Inspired by recent ventures into martial arts fantasy like Crouching Tiger, Hidden Dragon and House of Flying Daggers, production designer Raymond Zibach fills the screen with picturesque locales and Chinese culture. One of the film’s many battles takes place high above the clouds on mountainous peaks, suspension ladders connecting the lot; Tai Lung’s wowing prison escape occurs in underground caverns lit with an ominous flare-red glow; and the most impressive exchange comes about when Po and Shifu clash over the last dumpling. The action is familiar to recent martial arts adventures like The Forbidden Kingdom with hero and villain sparring gracefully across rooftops, springing high into the clouds, and then smashing into the ground with effortless control. Po, however, bounces about the screen emitting the hollow sounds of an exercise ball, not so much graceful like his fellow warriors, but inelegantly lucky as objects rebound from his flab into an enemy’s face. Co-directors Mark Osborne and John Stevenson delay the action’s speed occasionally, reminding us in slow-motion how absurd Po’s gyrations are, and putting that last riotous touch on the film’s ongoing fat humor.

Dreamworks Animation remains the distant Number Two behind Pixar. Their output hasn’t quite achieved that beautiful balance of narrative and visuality Pixar has mastered (and which elevates their crop to high art). Nevertheless, Dreamworks titles like Bee Movie and Over the Hedge inspire hearty belly laughs and the occasional moment of visual splendor. But Dreamworks seems determined to construct their stories, humor, and animation style to meet the needs of younger viewers, while anyone—from the youngest child to the stodgiest adult—can take pleasure in Finding Nemo or The Incredibles. The same cannot be said about each of the aforementioned Dreamworks cartoons, each seemingly deficient of any lasting emotional connection to the viewer.

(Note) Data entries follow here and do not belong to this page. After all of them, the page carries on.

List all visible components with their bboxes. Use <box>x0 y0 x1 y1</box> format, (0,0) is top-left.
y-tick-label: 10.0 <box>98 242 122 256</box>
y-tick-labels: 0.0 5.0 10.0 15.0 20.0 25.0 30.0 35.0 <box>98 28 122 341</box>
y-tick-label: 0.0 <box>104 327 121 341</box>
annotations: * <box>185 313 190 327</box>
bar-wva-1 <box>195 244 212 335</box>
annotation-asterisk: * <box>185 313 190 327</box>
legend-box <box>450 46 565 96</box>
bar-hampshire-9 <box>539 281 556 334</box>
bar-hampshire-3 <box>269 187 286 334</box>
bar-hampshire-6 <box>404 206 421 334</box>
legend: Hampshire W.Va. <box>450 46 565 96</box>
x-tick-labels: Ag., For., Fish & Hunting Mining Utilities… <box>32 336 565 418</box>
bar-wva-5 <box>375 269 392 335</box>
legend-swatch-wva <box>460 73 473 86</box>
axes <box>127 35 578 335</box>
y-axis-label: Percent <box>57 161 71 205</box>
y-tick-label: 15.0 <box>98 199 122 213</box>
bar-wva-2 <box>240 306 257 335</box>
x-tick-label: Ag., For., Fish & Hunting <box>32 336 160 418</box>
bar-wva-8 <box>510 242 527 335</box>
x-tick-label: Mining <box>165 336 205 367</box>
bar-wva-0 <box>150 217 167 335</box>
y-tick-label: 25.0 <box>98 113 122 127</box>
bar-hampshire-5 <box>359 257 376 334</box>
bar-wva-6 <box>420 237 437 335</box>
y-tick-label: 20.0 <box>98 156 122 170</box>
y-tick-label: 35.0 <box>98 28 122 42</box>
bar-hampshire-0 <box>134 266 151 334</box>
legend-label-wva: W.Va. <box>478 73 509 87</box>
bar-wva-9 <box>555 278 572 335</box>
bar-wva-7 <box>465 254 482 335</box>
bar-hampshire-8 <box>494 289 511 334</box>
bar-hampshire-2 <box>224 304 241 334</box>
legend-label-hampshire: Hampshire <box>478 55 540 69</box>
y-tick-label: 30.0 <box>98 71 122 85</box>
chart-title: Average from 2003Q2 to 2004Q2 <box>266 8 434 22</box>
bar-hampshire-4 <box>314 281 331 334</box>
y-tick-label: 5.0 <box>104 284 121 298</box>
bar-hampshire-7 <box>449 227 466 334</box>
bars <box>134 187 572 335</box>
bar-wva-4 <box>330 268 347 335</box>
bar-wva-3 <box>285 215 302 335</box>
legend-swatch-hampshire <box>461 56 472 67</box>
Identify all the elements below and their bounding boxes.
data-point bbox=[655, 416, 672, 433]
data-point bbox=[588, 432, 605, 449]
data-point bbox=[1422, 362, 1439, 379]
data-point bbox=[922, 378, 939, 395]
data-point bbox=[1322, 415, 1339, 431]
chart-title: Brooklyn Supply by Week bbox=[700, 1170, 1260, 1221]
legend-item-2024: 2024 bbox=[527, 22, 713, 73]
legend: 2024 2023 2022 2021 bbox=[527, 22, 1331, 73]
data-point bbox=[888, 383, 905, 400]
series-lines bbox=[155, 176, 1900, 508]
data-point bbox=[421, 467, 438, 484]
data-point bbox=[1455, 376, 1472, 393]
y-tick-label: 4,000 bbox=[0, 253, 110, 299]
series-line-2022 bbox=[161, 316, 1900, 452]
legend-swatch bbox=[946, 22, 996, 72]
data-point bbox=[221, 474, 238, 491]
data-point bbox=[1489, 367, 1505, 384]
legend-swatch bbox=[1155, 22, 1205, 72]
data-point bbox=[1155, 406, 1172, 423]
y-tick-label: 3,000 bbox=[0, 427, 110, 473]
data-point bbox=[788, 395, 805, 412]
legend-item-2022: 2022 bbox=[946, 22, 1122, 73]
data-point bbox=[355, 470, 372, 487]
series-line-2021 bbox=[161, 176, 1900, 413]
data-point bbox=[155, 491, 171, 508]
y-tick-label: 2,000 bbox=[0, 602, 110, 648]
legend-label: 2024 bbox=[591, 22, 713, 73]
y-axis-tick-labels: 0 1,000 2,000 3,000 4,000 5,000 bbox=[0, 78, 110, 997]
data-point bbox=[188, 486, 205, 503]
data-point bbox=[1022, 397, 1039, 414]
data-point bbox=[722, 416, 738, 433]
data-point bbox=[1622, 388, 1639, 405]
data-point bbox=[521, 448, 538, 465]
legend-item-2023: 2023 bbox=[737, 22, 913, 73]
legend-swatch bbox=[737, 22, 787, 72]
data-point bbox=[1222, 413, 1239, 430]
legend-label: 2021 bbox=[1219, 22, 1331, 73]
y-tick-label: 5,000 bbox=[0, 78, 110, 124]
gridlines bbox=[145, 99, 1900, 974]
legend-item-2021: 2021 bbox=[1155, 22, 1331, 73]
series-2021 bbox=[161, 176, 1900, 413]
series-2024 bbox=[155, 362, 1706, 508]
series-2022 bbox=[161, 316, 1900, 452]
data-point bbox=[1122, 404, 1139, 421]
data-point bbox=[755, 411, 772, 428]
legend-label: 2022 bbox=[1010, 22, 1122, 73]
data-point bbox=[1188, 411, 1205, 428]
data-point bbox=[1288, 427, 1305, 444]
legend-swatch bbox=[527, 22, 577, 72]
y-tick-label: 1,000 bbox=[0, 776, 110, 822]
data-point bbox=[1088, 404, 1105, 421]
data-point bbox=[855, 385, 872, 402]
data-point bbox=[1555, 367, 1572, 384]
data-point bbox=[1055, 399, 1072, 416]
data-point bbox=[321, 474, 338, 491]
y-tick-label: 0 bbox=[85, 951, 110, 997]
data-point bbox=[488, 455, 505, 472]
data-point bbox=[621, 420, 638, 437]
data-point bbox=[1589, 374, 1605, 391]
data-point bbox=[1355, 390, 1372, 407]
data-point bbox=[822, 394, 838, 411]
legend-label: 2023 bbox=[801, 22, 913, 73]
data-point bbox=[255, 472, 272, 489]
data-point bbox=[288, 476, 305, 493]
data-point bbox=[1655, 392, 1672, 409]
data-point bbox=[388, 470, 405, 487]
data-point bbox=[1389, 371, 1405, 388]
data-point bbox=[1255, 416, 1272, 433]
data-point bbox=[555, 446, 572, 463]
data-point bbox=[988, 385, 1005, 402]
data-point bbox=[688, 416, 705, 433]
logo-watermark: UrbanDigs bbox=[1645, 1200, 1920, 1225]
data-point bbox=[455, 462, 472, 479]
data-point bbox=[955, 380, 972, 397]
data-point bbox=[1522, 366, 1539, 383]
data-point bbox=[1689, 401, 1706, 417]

Kung Fu Panda ends up being a lot of fun, which is no doubt all your children require. Colors pop with every ounce of iconography and imagination Chinese mysticism can muster. Intense animal battles offer surprising involvement. And the physical humor doesn’t overstay its welcome. Dreamworks is slowly elevating their company with every new film they release, needing only to attain the inexhaustible heart Pixar effortlessly achieves on each of their animated pictures before becoming their equal.